Quality assurance isn't just about certification; it's embedded in our daily operation. Every lot of SBR 1712 follows rigorous controls—tracking viscosity, polymer chain structure, oil distribution, even the micro-appearance of bales. Operators with decades behind the line pick up small cues: the texture of a cut surface, the way a sheet peels under test tension. Equipment is calibrated to minimize batch drift and eliminate dead spots in reactors, so each shipment matches not only its paperwork but its long-term performance record.
Feedback isn't filed away in dusty binders. Last year, field tests from a major tire OE led to a recipe tweak—cutting a fraction of process oil improved tread life in high-temperature climates without trading off cold-weather flexibility. This is the value of direct manufacturing expertise; we hold ourselves accountable not just for what leaves our gate but for how it supports customer operations months or years later.
Styrene-Butadiene Rubber 1712 remains a reference point because it meets real-world manufacturing and performance needs, not just a list of data sheet requirements. Each step, from monomer sourcing and emulsion polymerization to oil blending and bale production, pulls knowledge from both chemistry textbooks and hands-on plant history.
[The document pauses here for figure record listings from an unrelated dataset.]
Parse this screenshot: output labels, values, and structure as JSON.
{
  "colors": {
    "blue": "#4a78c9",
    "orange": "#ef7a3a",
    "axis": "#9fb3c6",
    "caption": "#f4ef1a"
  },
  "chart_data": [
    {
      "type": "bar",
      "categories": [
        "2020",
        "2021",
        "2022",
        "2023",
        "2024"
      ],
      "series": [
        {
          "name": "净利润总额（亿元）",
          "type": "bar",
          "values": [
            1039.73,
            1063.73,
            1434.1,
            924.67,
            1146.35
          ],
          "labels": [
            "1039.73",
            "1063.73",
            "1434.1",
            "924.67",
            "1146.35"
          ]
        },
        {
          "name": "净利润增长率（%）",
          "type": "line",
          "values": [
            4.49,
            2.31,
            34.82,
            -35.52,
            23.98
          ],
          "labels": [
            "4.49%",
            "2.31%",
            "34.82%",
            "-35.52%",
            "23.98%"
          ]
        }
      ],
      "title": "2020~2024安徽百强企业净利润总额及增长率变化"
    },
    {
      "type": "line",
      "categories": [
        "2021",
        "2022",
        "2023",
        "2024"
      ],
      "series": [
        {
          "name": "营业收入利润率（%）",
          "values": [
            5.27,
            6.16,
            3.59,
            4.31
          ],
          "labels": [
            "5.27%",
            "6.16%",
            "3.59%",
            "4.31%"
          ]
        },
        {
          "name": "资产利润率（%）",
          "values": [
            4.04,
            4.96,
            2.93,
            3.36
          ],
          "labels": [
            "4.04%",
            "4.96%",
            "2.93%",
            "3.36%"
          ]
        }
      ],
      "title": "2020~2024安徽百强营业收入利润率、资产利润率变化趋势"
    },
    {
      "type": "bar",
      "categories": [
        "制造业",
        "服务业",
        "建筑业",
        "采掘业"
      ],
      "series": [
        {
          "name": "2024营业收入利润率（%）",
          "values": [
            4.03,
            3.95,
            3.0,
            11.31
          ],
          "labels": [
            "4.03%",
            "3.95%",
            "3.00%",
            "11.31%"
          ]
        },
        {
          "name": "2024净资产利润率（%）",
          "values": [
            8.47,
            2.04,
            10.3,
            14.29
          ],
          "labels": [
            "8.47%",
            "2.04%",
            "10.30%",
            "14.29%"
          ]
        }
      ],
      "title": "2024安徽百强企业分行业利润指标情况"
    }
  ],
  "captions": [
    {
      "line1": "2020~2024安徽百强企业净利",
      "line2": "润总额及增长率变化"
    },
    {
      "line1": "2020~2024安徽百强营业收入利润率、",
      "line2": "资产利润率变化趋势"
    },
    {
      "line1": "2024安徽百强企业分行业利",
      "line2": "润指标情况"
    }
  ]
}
This heritage matters. It means that every roll, every bale, and every test sheet carries forward both technical history and practical reliability. The experience of seeing compounders move smoothly from batch to batch, and manufacturers reporting reduced downtime, stands as our most honest advertisement for the product. SBR 1712 earns its reputation every day not through marketing gloss, but through the practical, measurable benefits delivered across industries and continents.